日本大百科全書(ニッポニカ) 「口底炎」の意味・わかりやすい解説
口底炎
こうていえん
下顎(かがく)の歯の歯周炎、抜歯創、下顎骨骨折、顎下腺(せん)炎、舌下腺炎、下顎骨骨膜炎あるいは骨髄炎などから感染が広がって口底部に炎症が波及した症状をいう。

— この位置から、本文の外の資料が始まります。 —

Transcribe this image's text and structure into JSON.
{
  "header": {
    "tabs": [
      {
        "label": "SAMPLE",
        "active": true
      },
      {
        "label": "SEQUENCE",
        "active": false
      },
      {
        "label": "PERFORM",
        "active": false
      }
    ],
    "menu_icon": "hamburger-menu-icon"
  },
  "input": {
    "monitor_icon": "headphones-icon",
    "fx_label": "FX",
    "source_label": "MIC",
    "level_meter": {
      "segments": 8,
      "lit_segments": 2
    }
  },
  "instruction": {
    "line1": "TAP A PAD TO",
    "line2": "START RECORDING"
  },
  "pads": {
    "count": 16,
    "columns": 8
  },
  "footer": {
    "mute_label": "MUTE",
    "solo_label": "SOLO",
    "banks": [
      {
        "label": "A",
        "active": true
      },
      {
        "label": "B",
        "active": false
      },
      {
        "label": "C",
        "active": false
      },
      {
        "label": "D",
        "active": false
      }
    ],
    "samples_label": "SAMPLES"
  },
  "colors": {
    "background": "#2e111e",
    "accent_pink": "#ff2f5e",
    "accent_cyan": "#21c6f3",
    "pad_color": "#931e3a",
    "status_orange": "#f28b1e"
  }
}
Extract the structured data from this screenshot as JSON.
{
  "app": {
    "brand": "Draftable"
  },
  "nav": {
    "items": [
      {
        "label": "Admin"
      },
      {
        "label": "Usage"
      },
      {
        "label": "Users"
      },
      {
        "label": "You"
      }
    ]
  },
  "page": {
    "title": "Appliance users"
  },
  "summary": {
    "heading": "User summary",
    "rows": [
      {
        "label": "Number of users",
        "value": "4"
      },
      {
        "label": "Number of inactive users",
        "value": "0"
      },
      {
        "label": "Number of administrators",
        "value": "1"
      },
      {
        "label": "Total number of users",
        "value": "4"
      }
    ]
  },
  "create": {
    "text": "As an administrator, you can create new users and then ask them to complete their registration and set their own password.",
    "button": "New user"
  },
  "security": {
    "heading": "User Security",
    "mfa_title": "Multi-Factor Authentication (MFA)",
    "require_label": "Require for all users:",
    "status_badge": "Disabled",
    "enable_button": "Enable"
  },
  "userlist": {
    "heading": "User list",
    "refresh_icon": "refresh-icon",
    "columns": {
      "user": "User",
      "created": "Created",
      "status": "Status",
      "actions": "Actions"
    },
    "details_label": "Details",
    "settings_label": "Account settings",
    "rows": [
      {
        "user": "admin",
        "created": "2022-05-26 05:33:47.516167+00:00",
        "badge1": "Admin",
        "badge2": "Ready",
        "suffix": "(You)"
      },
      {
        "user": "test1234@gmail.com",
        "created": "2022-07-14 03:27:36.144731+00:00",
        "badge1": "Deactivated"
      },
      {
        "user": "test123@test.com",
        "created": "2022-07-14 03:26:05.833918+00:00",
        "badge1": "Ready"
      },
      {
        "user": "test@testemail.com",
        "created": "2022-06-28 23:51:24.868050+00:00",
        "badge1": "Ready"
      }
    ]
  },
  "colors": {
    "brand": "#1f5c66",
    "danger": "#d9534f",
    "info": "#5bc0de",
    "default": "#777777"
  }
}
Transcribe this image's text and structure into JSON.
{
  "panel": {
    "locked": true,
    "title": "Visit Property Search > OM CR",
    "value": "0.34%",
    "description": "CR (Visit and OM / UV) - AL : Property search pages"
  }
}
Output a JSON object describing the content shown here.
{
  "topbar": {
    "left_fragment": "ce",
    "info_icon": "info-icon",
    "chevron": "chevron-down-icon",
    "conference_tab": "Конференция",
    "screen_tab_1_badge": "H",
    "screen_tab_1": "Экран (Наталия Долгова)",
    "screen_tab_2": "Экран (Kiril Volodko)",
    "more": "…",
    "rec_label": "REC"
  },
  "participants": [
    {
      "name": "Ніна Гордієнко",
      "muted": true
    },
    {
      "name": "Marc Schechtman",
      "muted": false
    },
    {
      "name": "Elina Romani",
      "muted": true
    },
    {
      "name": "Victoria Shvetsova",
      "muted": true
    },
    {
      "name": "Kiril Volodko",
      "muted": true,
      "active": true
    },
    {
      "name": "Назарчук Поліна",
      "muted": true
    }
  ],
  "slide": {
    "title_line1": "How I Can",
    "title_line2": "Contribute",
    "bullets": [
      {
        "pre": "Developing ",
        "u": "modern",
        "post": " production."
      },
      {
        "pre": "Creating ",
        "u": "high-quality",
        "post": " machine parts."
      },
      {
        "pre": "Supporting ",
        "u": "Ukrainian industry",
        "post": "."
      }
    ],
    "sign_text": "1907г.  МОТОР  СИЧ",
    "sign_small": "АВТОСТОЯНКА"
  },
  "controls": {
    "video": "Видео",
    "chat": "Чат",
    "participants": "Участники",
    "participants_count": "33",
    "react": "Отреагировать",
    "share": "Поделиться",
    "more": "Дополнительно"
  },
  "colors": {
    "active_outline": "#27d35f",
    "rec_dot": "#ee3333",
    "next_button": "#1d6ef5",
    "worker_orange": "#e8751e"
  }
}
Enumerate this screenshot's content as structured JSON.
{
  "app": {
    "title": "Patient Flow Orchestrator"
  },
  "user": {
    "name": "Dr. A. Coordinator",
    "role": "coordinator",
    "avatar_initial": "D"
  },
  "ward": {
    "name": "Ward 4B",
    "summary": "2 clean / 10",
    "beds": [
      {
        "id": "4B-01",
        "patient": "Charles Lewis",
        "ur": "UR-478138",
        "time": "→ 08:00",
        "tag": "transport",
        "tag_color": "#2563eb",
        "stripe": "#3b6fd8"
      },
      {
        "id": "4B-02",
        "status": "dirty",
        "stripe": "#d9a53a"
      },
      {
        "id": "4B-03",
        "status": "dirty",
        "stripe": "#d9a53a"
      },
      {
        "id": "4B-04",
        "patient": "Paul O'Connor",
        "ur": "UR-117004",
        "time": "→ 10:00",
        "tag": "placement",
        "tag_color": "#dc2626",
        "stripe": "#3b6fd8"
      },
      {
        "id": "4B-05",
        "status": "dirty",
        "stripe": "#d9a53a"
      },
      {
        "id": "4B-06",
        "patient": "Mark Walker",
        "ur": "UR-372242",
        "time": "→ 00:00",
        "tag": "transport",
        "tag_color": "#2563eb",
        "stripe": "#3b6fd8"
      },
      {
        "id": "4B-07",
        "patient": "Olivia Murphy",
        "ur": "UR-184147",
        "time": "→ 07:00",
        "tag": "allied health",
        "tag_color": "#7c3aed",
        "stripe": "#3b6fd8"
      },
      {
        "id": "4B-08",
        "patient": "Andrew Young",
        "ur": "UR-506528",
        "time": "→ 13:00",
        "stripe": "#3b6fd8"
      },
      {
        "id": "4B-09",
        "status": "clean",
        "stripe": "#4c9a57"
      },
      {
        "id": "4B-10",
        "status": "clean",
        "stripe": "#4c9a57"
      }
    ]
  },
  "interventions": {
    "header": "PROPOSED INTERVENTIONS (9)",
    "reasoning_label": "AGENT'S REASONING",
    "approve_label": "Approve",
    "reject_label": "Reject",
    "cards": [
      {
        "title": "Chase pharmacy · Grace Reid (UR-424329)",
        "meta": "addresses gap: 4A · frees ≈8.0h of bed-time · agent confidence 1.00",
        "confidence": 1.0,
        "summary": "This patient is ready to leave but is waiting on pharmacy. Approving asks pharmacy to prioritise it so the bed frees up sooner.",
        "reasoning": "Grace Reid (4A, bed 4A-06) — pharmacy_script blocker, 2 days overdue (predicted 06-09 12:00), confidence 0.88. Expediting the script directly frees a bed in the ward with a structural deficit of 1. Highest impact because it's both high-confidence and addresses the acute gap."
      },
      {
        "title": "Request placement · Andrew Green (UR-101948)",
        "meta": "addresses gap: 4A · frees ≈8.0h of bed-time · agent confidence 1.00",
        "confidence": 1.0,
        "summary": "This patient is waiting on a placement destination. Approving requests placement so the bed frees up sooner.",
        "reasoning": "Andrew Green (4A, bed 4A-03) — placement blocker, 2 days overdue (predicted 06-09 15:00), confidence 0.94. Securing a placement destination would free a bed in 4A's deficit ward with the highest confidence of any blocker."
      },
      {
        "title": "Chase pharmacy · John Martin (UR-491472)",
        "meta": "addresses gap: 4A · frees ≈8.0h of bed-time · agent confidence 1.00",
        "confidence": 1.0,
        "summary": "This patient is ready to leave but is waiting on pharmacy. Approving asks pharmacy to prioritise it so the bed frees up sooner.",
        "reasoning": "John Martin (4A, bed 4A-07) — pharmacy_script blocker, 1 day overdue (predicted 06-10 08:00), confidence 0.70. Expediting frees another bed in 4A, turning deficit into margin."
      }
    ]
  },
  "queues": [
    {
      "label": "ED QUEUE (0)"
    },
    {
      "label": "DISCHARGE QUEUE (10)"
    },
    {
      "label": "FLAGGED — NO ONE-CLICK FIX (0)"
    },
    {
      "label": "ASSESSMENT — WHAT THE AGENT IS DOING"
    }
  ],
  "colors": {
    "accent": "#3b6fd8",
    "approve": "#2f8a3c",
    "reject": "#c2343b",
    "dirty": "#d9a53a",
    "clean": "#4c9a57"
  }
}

口底部にはさまざまな解剖上での隙(げき)(空洞的な部位)が存在し、相互に連絡しながら胸部にまで達している。そのため、口底に炎症を生じると口底部全体に広がりやすく、重篤な症状を呈することが多い。初めに舌下部あるいは顎下部の腫脹(しゅちょう)、疼痛(とうつう)、発熱がみられ、さらに舌の挙上の際の痛み、嚥下(えんげ)痛、談話障害などを生じ、全身状態も悪化する。治療法は、まず局所および全身の安静を保ち、化学療法剤の投与を行う。膿瘍(のうよう)が形成されれば、切開して膿を排出させる。炎症が限局せずに他部位の隙に波及した場合には早めに切開し病巣を開放にする。口腔(こうくう)にみられる重篤な炎症性疾患であるが、近年、抗生物質の発達により発現頻度は小さくなっている。